While many commercial options are available, sometimes a child needs special adaptations. Many families have found college and university-level engineering programs to be a great option for custom adaptations, especially since many students are required to do some sort of community service or community project. Rehab centers and hospitals may also have programs for designing custom adaptations.
Lessons and Classes for Kids with Disabilities
While most children, especially young children, can attend regular music classes for children, some children may find a regular class too loud or too fast. Many programs offer group classes for children with autism or other sensory disabilities with a small teacher to student ratio. For example, in Chicago, the Old Town School of Folk Music offers both general music and drumming classes for children with special needs.
Most Kindermusik, Music Together, and Orff music classes also welcome children with disabilities of all types, and may be able to customize classes as needed. Music Together, in particular, welcomes children in classes, and also offers Supportive classes and Music Together in Therapy classes/sessions to enhance regular therapies.
Sometimes the best approach is private lessons. Many private teachers will happily take children with a wide variety of disabilities. Teachers who use the Suzuki method are particularly well-suited for teaching children with cognitive, behavioral, sensory, or physical disabilities, since the method was founded on the notion that “Every Child Can,” and teachers are routinely trained to work with all types of children. Children with Down syndrome, Cerebral Palsy, Spina Bifida, Hearing and Vision Impairments, and Autism have all thrived within Suzuki programs.
Music Therapy centers and therapists may also offer individual classes or sessions specifically designed for children with special needs.
Making Music with Technology and Augmentative Devices
It is also possible to make all kinds of music using apps, computer software, and augmentative devices, including communication devices and recordable switches/buttons.
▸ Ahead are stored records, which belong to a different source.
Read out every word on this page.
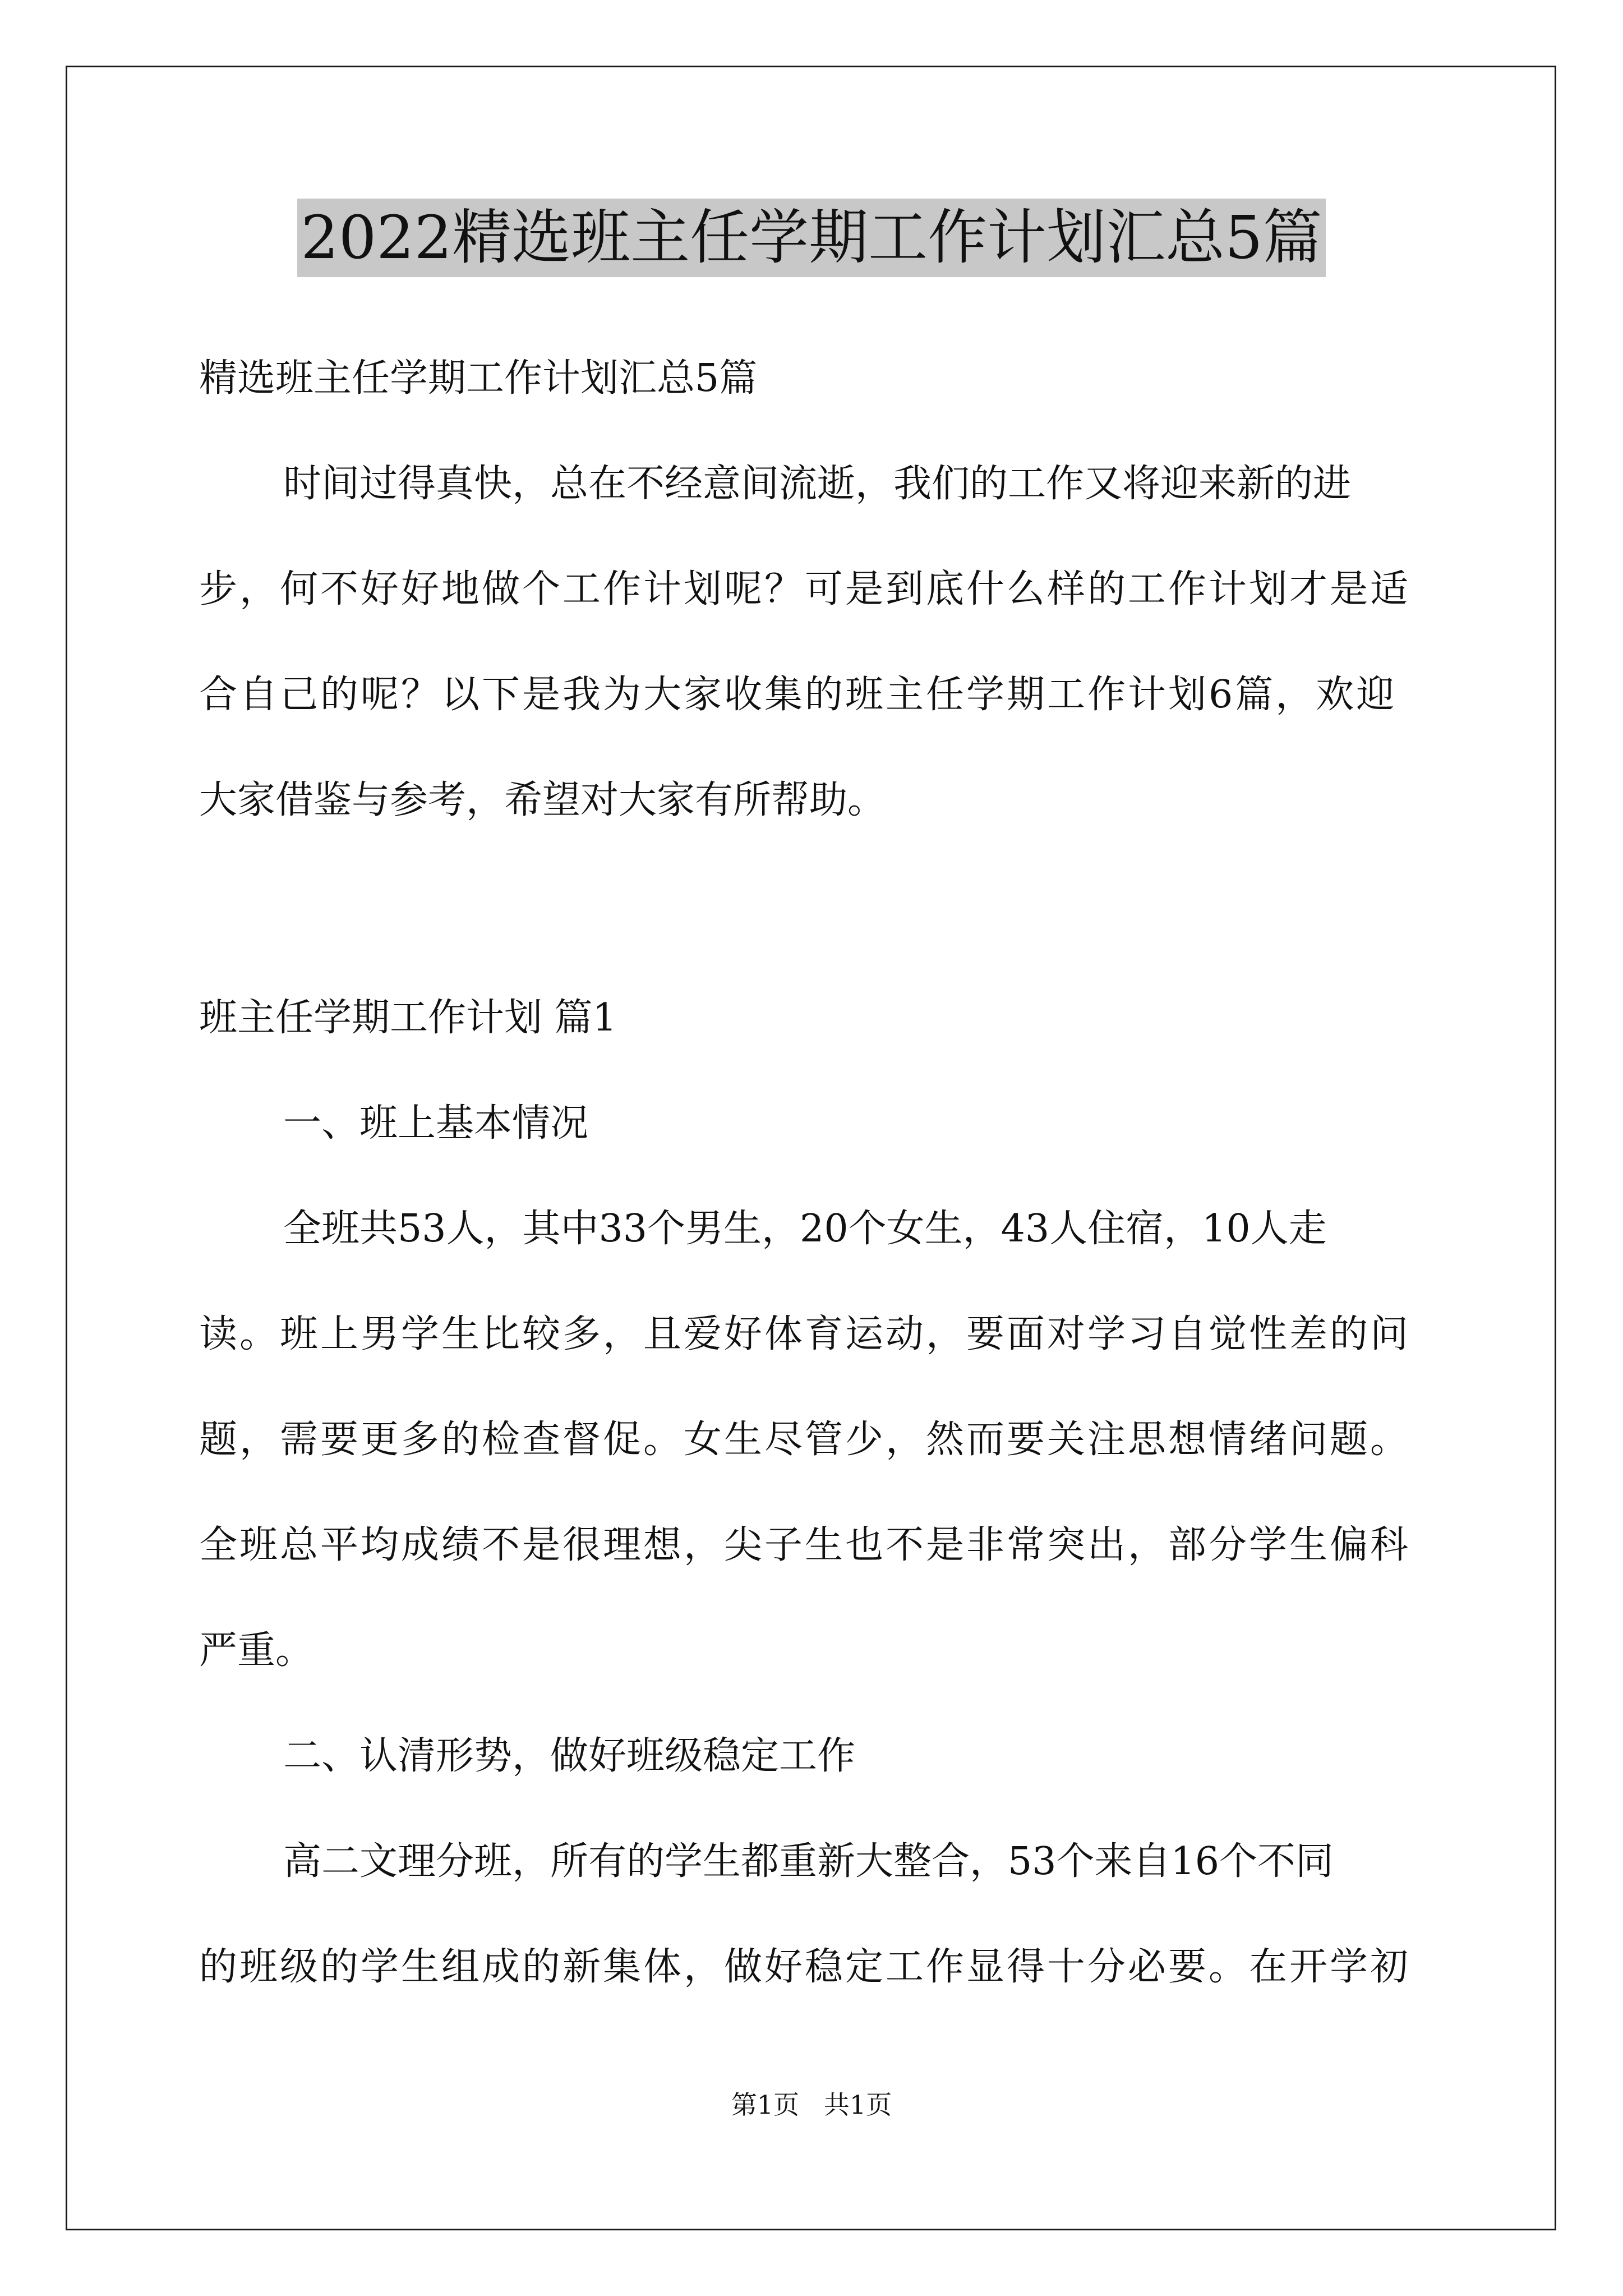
2022精选班主任学期工作计划汇总5篇
精选班主任学期工作计划汇总5篇
时间过得真快，总在不经意间流逝，我们的工作又将迎来新的进
步，何不好好地做个工作计划呢？可是到底什么样的工作计划才是适
合自己的呢？以下是我为大家收集的班主任学期工作计划6篇，欢迎
大家借鉴与参考，希望对大家有所帮助。
班主任学期工作计划 篇1
一、班上基本情况
全班共53人，其中33个男生，20个女生，43人住宿，10人走
读。班上男学生比较多，且爱好体育运动，要面对学习自觉性差的问
题，需要更多的检查督促。女生尽管少，然而要关注思想情绪问题。
全班总平均成绩不是很理想，尖子生也不是非常突出，部分学生偏科
严重。
二、认清形势，做好班级稳定工作
高二文理分班，所有的学生都重新大整合，53个来自16个不同
的班级的学生组成的新集体，做好稳定工作显得十分必要。在开学初
第1页   共1页
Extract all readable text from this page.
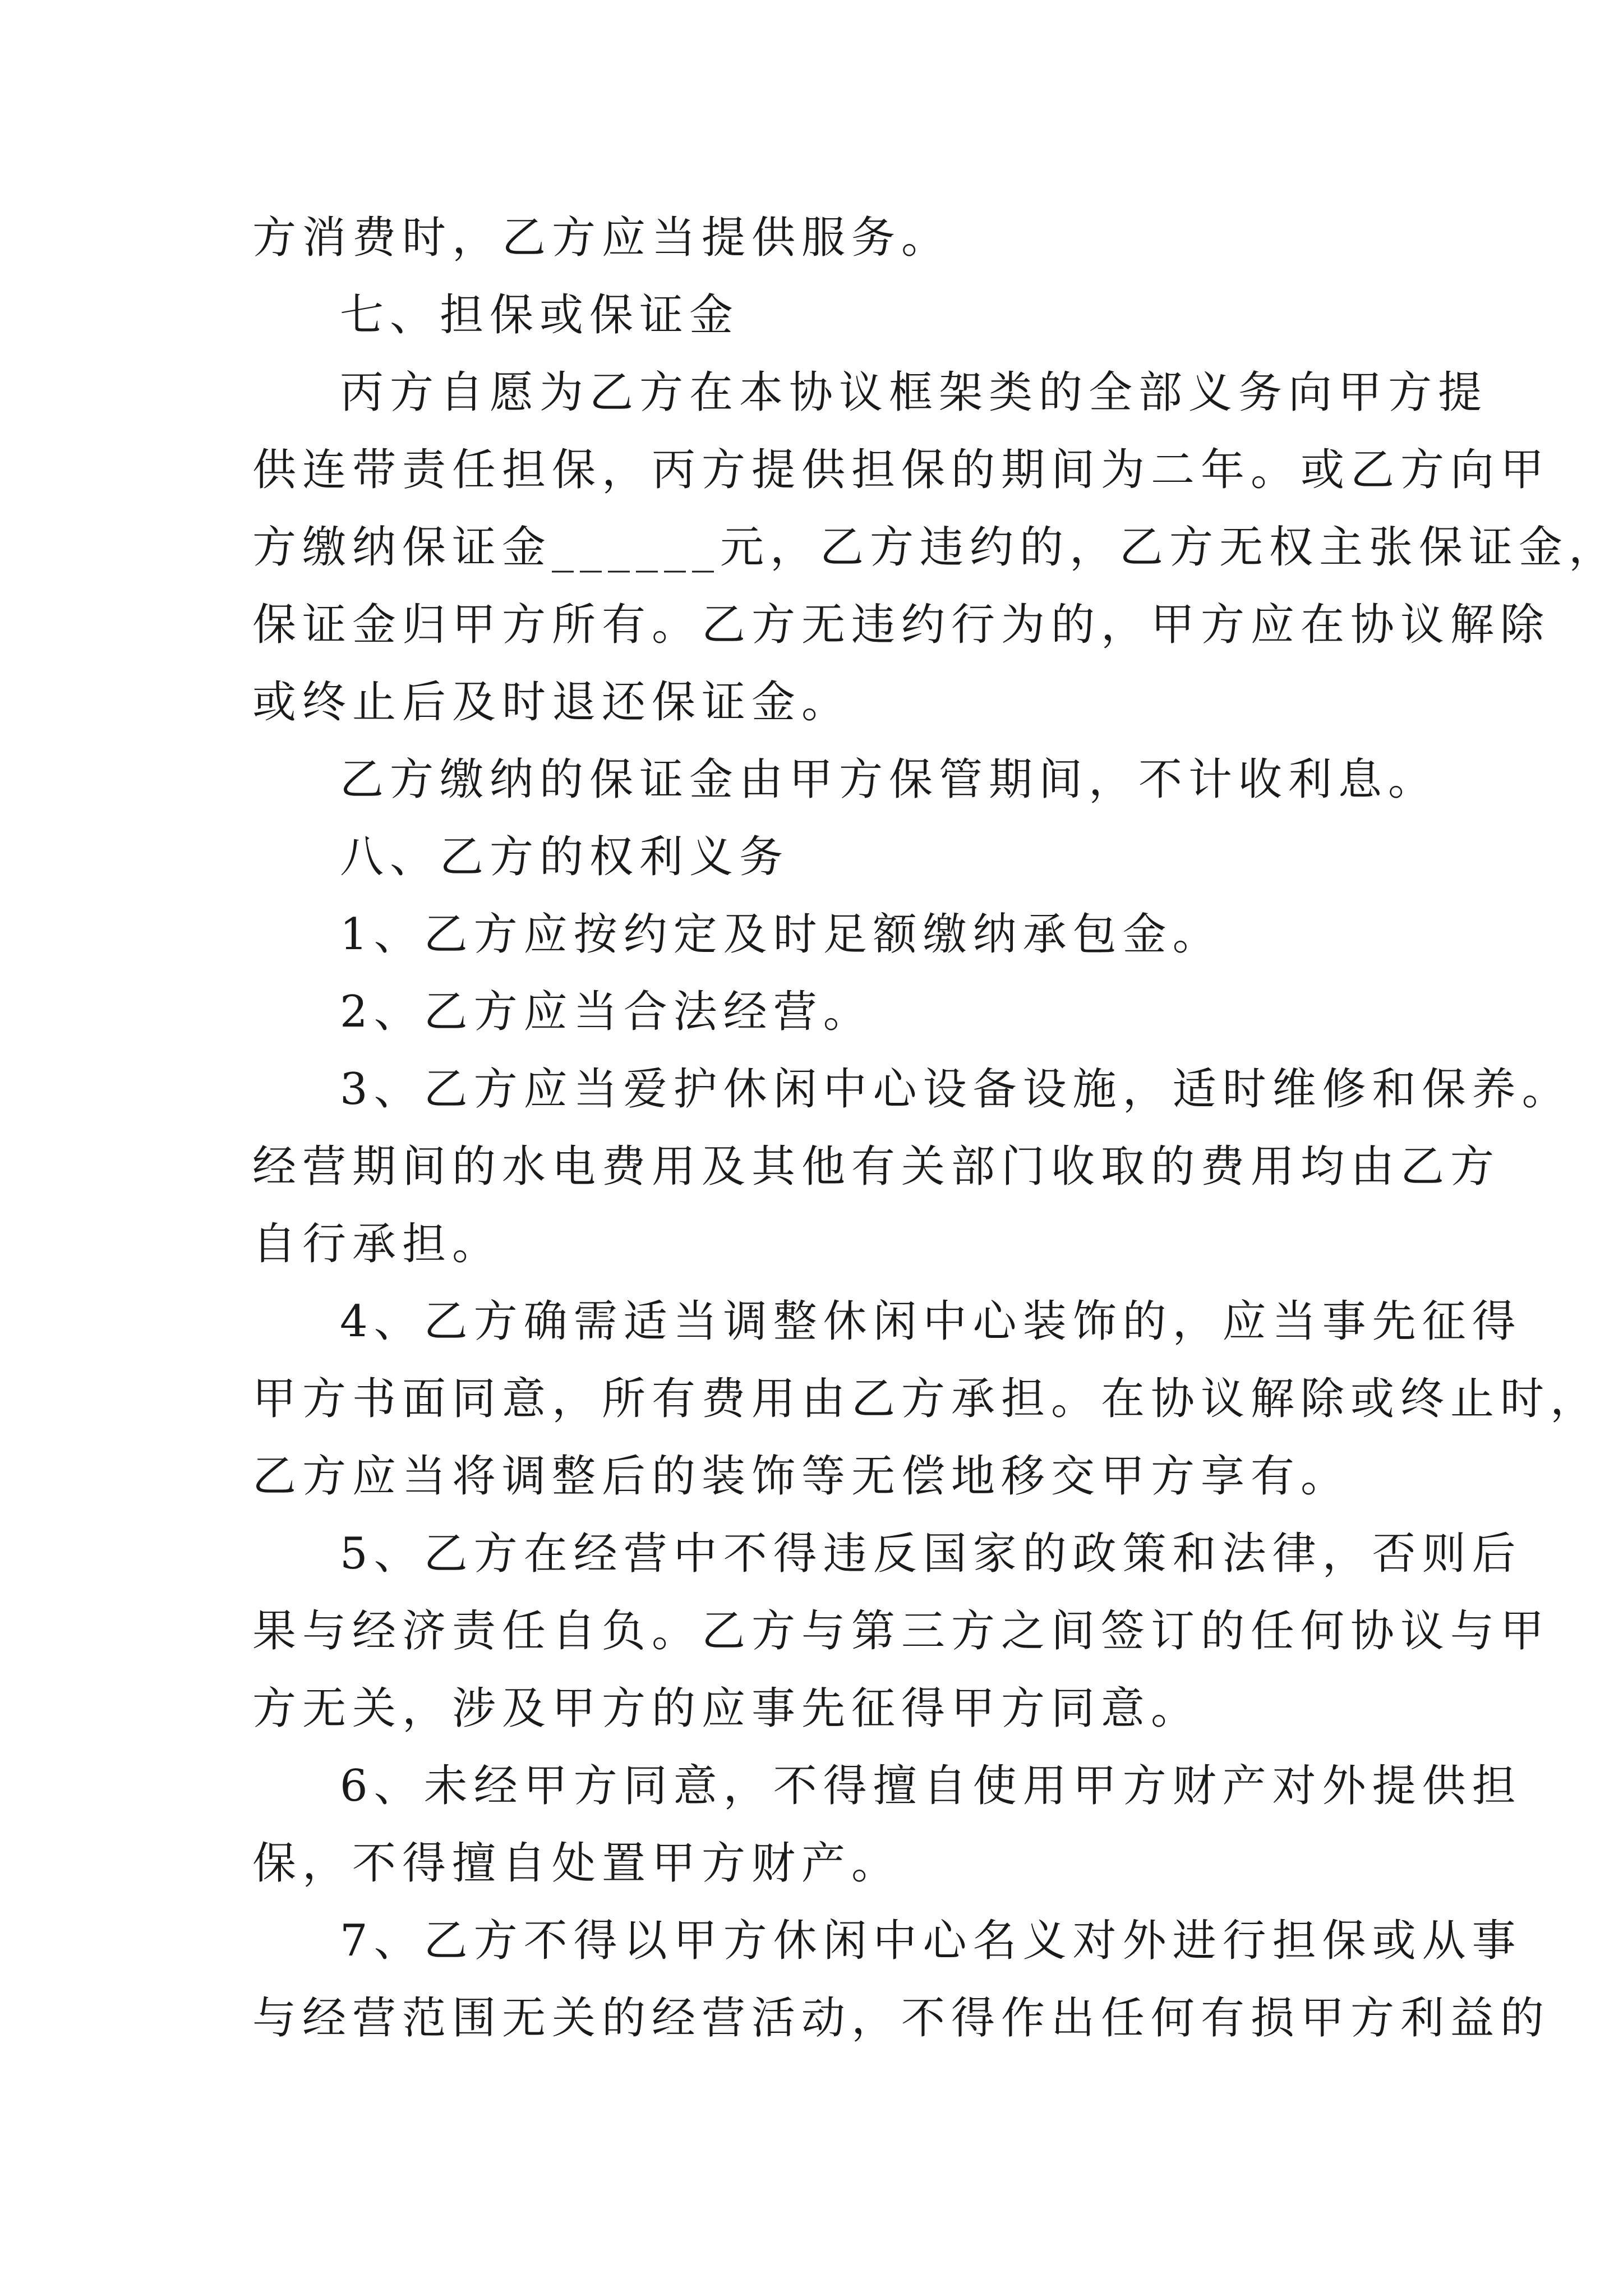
方消费时，乙方应当提供服务。
七、担保或保证金
丙方自愿为乙方在本协议框架类的全部义务向甲方提
供连带责任担保，丙方提供担保的期间为二年。或乙方向甲
方缴纳保证金______元，乙方违约的，乙方无权主张保证金，
保证金归甲方所有。乙方无违约行为的，甲方应在协议解除
或终止后及时退还保证金。
乙方缴纳的保证金由甲方保管期间，不计收利息。
八、乙方的权利义务
1、乙方应按约定及时足额缴纳承包金。
2、乙方应当合法经营。
3、乙方应当爱护休闲中心设备设施，适时维修和保养。
经营期间的水电费用及其他有关部门收取的费用均由乙方
自行承担。
4、乙方确需适当调整休闲中心装饰的，应当事先征得
甲方书面同意，所有费用由乙方承担。在协议解除或终止时，
乙方应当将调整后的装饰等无偿地移交甲方享有。
5、乙方在经营中不得违反国家的政策和法律，否则后
果与经济责任自负。乙方与第三方之间签订的任何协议与甲
方无关，涉及甲方的应事先征得甲方同意。
6、未经甲方同意，不得擅自使用甲方财产对外提供担
保，不得擅自处置甲方财产。
7、乙方不得以甲方休闲中心名义对外进行担保或从事
与经营范围无关的经营活动，不得作出任何有损甲方利益的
If your child has a device that allows you to record one or more messages, you can add musical phrases to the device, allowing your child to play or sing along with other children. For example, using a sequencing device like the Step-by-Step, you can record different percussion licks that your child can play when he chooses. A two-button device can be programmed to play a melody when one button is pressed and chords when the other is pressed.
Children with sophisticated communicators can record a wide range of musical elements on separate buttons, including recorded music, loops, percussion licks, melodies, harmonies, chords, and many other musical elements.
There are two computer software programs available for children who use switches, Switch Ensemble and Switch Jam. Both have pre-programmed songs and musical components that children can access with one or more switches. The software can be used with multiple children simultaneously of all levels and abilities. They are available from Switch in Time.
Finally, there are numerous apps available that allow for easier playing of many instruments. Apple’s Garage Band can be used to easily play loops and a variety of touch instruments. There are numerous apps that allow children to play an infinite number of instruments, including harp, piano, guitar, ukulele, percussion, and more, with just a touch or swipe of a finger. The apps Bloom, Scrape, and Trope are also great choices that easily allow children to compose and generate music by touching the screen in various ways. Other music apps can be found by searching the iTunes Store or Google Play for music apps.
Hopefully some of these suggestions will help your child to begin making music. Don’t forget that hand-under-hand music-making is always an option that many children particularly enjoy. No matter what method you choose, may your music-making be joyful and harmonious!